Paraffina, 70×80 cm
2001
Gian Franco Milanesi nasce a Offanengo (CR ) nel 1952, ma bresciano d’adozione, muore nel 2016. Una vita interamente dedicata all’arte e che fin dagli esordi, negli anni 80, si concretizza come indagine sui materiali che portano con sé estetiche e linguaggi differenti , dalla pittura alla scultura, dal disegno alla fotografia, dal video all’installazione. Gian Franco assembla lamiere arrugginite e tavole corrose con impasti di colore, dichiarando la fine dell’industria pesante che lasciava sul territorio resti di materie. Con lo sguardo curioso e vagante attento nel ricercare e ricostruire piccole cronache del vissuto quotidiano, si è soffermato sui gesti, sugli atti inconsci che marcano un’ordinaria comunicazione. L’approccio è sempre quello di una scarna esposizione dei fatti, quasi in contrapposizione di un’idea di storia che richiede un’indagine critica e visione d’insieme.
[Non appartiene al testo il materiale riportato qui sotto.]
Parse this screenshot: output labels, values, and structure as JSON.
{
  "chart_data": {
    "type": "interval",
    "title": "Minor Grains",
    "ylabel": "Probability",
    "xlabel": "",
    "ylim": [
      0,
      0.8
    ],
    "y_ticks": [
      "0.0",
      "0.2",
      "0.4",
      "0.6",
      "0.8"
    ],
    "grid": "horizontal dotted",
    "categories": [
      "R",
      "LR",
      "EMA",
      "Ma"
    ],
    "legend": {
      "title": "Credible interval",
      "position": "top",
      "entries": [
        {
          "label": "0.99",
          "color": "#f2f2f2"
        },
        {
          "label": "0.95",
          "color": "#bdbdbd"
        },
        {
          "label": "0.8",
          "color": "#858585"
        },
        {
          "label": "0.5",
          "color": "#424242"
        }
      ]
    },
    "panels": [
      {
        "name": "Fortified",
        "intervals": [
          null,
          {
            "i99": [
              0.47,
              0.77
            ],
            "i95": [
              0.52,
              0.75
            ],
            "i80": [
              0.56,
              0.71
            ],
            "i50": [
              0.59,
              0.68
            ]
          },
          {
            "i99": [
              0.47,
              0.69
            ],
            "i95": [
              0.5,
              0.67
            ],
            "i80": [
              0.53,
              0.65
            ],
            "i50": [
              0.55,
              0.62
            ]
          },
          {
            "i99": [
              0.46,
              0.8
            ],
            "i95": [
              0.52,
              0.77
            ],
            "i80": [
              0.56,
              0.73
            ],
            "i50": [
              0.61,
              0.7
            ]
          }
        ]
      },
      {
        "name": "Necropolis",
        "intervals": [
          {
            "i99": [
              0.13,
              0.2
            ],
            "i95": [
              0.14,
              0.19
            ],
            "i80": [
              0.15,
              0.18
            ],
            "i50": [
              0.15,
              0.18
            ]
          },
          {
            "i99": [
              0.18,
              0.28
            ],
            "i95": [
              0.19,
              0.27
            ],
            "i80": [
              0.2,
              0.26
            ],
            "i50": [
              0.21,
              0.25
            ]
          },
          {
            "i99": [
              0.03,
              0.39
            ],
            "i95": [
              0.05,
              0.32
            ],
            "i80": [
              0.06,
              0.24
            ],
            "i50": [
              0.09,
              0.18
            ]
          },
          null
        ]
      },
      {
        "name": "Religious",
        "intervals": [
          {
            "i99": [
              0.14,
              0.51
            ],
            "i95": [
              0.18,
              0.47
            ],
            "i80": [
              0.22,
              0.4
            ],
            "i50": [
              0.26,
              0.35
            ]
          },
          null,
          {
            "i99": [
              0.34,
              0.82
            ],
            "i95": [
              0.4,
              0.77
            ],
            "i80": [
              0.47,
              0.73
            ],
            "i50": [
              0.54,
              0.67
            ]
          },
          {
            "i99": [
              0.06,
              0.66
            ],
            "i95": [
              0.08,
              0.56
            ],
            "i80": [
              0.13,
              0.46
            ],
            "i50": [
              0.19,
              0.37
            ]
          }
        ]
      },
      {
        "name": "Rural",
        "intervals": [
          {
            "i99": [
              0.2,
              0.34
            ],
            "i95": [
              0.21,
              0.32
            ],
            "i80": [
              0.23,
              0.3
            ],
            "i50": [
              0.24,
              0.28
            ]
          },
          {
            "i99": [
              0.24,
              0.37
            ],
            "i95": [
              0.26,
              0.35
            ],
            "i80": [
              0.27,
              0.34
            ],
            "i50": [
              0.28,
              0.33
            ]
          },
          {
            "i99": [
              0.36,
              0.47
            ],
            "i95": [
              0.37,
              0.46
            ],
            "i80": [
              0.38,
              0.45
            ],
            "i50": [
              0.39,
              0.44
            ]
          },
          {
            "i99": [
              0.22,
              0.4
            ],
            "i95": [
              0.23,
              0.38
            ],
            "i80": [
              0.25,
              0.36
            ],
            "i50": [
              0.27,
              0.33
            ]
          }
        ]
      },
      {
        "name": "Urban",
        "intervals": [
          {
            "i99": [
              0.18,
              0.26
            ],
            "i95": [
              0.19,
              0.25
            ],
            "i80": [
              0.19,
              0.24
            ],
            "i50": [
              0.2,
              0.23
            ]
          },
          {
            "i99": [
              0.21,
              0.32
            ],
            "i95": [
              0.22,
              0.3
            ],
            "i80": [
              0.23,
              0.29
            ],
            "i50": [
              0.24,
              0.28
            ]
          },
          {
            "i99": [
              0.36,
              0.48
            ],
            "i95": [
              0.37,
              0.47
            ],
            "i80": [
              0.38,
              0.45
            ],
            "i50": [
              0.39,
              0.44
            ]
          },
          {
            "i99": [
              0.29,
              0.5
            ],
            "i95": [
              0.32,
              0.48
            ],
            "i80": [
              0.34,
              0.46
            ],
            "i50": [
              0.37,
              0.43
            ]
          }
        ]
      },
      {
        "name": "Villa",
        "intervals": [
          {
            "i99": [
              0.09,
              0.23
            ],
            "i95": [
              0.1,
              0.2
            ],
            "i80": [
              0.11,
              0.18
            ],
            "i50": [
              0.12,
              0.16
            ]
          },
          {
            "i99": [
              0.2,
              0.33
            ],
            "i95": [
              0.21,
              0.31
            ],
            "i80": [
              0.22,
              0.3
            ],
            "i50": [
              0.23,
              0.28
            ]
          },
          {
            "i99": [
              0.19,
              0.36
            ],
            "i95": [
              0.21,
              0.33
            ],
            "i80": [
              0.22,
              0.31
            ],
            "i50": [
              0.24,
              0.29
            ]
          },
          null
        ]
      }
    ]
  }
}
L’artista racconta e rappresenta un evento come se fosse un fatto di cronaca, una sola immagine dal materiale freddo e caldo che si svela semplicemente per quello che è. Incontri, gesto e insulti sono rappresentati in una serie di nuovi lavori che colgono nella quotidianità ordinaria o atipica i segni di un linguaggio comune e istintivo. In questo caso viene rappresentata una fabbrica dismessa, come segno di degrado industriale dove l’uomo naviga nella totale mancanza di certezze per il futuro. “…disegno con la cera, con un segno sintetico, racconto storie, osservo i dettagli delle persone, le scarpe, i vestiti e i volti e mi piace immaginare la loro vita e la loro realtà.”